On 03/11/2015 09:40 AM, Ian Romanick wrote:
On 03/11/2015 09:31 AM, Tobias Klausmann wrote:
The problem in not forcing this to link statically is, that if a
distribution decides to not use this static option, the problem persists
on that distribution. On top every lib pulled in by steam from the
system would need to be link statically, like mesa. Instead of fixing
every lib steam pulls in (how many are there?), fix the steam runtime to
Yeah, static linking is a terrible, partial solution.
a) not ship libstdc++.so and libgcc_s.so and declare older version of
these libs as not supported (thats what people do when they face the
incompatibility problem with steams versions of these libs: just delete
them from the runtime and everything is fine)

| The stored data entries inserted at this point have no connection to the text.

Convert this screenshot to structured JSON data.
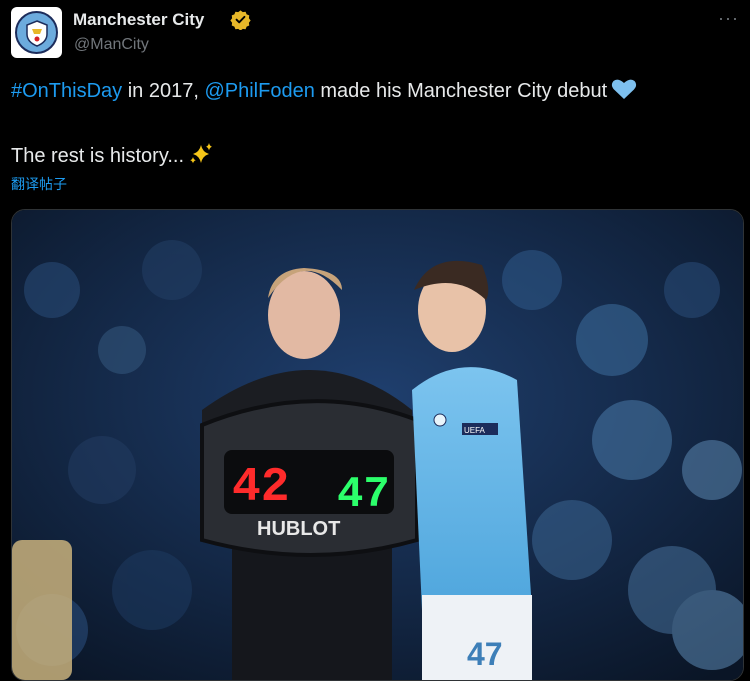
{
  "author": {
    "name": "Manchester City",
    "handle": "@ManCity",
    "avatar_icon": "man-city-crest-icon",
    "verified_icon": "verified-gold-badge-icon"
  },
  "tweet": {
    "hashtag": "#OnThisDay",
    "text_1": " in 2017, ",
    "mention": "@PhilFoden",
    "text_2": " made his Manchester City debut",
    "line_2": "The rest is history...",
    "translate_label": "翻译帖子"
  },
  "more_label": "···",
  "image": {
    "board_digits_red": "42",
    "board_digits_green": "47",
    "board_brand": "HUBLOT",
    "shirt_number": "47",
    "sleeve_patch": "UEFA"
  },
  "colors": {
    "link": "#1d9bf0",
    "muted": "#71767b",
    "city_blue": "#6cabdd",
    "verified_gold": "#e8b829"
  }
}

Let's be 100% clear. This is NOT an option for Steam. They ship
thousands of closed-source applications. These applications were built
and tested against specific versions of specific libraries. Removing
support for old run-times is equivalent to removing support for those
applications. They can't tell their customers, "You upgraded your
distro, so that game you paid money for no longer works. Tough break, kid."
Quite true; developers build and test their games against this known set
of libraries through the Steam Runtime toolchain. Expecting them to
manage all of their dependencies (through bundling or static linking) is
unreasonable; all other platforms they're used to dealing with solve
this problem one way or another. Admittedly the current implementation
of the Steam runtime is only a first step towards providing a solution,
and some things could be done better, but this issue will stand regardless.
The C++ runtime is a very complex beast and swapping it under an
application that makes heavy use of it is prone to failure. We'll keep
running games against the C++ runtime of the SDK version they were built
against, forever.
The LLVM-enabled variants of Mesa are the only implementations where
this is an issue; this is actually causing affected users in the wild to
switch to the Catalyst driver, since it (along with all others) goes out
of its way to avoid this specific problem for this exact reason.
Their only other option is to slam the whole Steam runtime off, which
breaks a lot of games outright because they depend on some library that
recent distros don't ship anymore, or moved to the new major version.
Distributions _want_ this fixed, not the other way around.
Thanks,
- Pierre-Loup
Forcing an application to use a newer run-time may work over the short
term, but do you think that will still work in 5 years? It's possible,
but it seems unlikely. And "seems to work" is not the same as "works
all the way through the whole game every time."